For the benefit of those unfamiliar with them, the Guidelines for Examination set out the EPO’s practice and procedures for examining patent applications and conducting oppositions. Ever since the 2019 edition of the guidelines first formalized the EPO’s practice for examining applications relating to AI and ML, annual updates to the guidelines have been eagerly awaited by attorneys drafting and prosecuting applications for those technologies.
The new guidelines do not change the EPO’s practice on what is, and is not, patentable in the fields of AI and ML. The EPO will continue its current practice of asking whether inventions involving AI and ML serve a “specific technical purpose” (e.g., processing audio, image, or video data) or are directed to a “specific technical implementation” (e.g., a new arrangement of computing hardware).
The latest guidelines include new guidance on the extent to which patent applications must disclose the algorithms and training data used to implement AI and ML inventions. Until now, the guidelines did not treat AI and ML any differently from other technologies insofar as the requirement to provide a clear and complete disclosure of the invention is concerned.
The new guidelines, however, require the mathematical methods and training data used by an AI or ML invention to be disclosed in sufficient detail to reproduce the technical effect of the invention over the whole scope of the claims.

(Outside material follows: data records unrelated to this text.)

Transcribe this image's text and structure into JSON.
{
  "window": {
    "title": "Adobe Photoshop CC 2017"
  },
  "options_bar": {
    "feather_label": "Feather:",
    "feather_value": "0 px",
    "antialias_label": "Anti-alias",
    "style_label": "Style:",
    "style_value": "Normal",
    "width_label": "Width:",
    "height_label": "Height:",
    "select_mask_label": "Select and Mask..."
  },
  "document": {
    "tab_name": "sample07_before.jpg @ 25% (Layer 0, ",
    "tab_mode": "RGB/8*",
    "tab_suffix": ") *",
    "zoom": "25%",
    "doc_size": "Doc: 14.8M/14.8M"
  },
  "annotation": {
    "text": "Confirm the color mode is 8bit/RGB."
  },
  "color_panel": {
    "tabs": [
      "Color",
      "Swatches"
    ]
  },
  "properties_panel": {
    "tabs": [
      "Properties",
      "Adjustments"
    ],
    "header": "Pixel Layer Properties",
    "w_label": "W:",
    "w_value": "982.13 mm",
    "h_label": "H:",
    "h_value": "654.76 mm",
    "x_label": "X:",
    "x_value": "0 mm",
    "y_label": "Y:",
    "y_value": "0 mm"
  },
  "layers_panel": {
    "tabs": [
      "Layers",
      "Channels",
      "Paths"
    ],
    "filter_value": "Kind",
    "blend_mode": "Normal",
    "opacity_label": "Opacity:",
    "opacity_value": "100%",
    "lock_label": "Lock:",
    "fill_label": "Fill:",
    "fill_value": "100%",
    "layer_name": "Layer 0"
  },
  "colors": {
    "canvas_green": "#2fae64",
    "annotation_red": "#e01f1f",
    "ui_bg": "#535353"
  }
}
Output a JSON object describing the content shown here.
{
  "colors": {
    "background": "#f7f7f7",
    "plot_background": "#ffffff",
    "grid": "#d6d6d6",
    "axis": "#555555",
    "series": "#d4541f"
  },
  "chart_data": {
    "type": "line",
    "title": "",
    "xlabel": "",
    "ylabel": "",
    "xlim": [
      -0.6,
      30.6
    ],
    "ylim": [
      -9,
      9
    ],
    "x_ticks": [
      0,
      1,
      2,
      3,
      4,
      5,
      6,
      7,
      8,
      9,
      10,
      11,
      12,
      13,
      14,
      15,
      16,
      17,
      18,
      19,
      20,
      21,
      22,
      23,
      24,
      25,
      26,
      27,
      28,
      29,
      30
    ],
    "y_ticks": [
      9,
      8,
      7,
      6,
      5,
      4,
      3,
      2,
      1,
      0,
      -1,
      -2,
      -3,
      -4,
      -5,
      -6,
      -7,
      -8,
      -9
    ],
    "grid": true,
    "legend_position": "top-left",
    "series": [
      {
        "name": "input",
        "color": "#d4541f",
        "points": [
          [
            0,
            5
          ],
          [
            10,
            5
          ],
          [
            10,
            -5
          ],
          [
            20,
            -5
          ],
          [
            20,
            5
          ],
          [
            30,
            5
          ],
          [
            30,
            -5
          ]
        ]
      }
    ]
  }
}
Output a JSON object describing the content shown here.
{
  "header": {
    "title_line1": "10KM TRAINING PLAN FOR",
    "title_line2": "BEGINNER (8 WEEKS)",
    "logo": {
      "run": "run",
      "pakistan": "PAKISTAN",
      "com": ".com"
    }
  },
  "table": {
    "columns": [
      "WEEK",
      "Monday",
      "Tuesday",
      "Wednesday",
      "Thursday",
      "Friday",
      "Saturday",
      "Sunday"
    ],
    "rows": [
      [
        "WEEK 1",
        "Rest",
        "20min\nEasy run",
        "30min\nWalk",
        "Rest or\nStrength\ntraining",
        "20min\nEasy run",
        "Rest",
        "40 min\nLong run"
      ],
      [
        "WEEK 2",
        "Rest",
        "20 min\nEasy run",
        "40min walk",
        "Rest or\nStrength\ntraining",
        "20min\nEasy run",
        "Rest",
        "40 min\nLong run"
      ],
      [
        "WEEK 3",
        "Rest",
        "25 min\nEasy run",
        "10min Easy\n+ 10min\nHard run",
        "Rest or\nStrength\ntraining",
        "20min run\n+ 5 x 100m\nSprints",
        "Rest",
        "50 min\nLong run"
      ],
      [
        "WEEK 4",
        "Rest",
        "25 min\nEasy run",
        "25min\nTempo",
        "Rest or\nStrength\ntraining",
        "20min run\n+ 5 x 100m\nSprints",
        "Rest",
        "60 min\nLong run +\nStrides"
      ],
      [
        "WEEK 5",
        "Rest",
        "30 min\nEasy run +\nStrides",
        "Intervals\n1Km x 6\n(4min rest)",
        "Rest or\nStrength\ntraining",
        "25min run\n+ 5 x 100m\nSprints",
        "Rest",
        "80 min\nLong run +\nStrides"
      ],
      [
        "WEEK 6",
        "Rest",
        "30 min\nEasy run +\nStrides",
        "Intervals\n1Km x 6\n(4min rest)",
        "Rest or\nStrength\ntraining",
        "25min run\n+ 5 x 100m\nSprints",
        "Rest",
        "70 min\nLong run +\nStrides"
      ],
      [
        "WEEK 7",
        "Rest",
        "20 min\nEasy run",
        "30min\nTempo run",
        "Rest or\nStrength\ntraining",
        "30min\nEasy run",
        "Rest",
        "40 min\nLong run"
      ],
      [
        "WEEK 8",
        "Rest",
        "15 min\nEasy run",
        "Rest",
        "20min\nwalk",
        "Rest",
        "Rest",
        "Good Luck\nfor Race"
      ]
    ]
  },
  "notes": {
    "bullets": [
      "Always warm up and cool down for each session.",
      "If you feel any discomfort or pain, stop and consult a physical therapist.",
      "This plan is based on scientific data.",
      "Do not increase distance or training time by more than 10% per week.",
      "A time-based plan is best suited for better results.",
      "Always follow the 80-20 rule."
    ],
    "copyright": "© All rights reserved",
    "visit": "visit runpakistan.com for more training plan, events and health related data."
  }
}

A practical consequence of the new guidelines is that applicants and their attorneys will need to take greater care to ensure patent applications for AI and ML inventions contain enough technical information to allow the notional skilled person to carry out the invention. The amount of detail required will depend on the nature of the invention.
Where an invention makes use of well-known ML algorithms, it should be enough simply to refer to those algorithms by name and to explain how they are used. On the other hand, where a new ML technique is at the heart of an invention, the application should contain a thorough description of how to implement that technique. For example, case law suggests that the structure of any neural networks used, their topology, activation functions, end conditions, and learning mechanism are all relevant technical details that an application might need to disclose (see Decision T1191/19).
With regard to training data, the guidelines make clear that there is no need to disclose the training data itself. The guidelines instead state that, where the technical effect of an ML algorithm is dependent on particular characteristics of the training data, those characteristics must be disclosed. In practice, this means that an application should contain a detailed explanation of how to obtain or generate training data so that a skilled person reading the application can create their own suitable training data without undue burden.
In my view, the new guidelines do not mark a fundamental change in the EPO’s practice but instead reflect a handful of cases in which the EPO’s Boards of Appeal upheld the refusal of patent applications on the ground that they did not adequately disclose the invention. Although it is currently uncommon for the EPO to object that inventions in the fields of AI and ML are insufficiently disclosed, the new guidelines may prompt examiners to pay more attention to the level of technical detail contained in patent applications. When drafting applications that might be filed at the EPO, attorneys should take extra care to include a thorough description of the algorithms and training data used to put the invention into practice.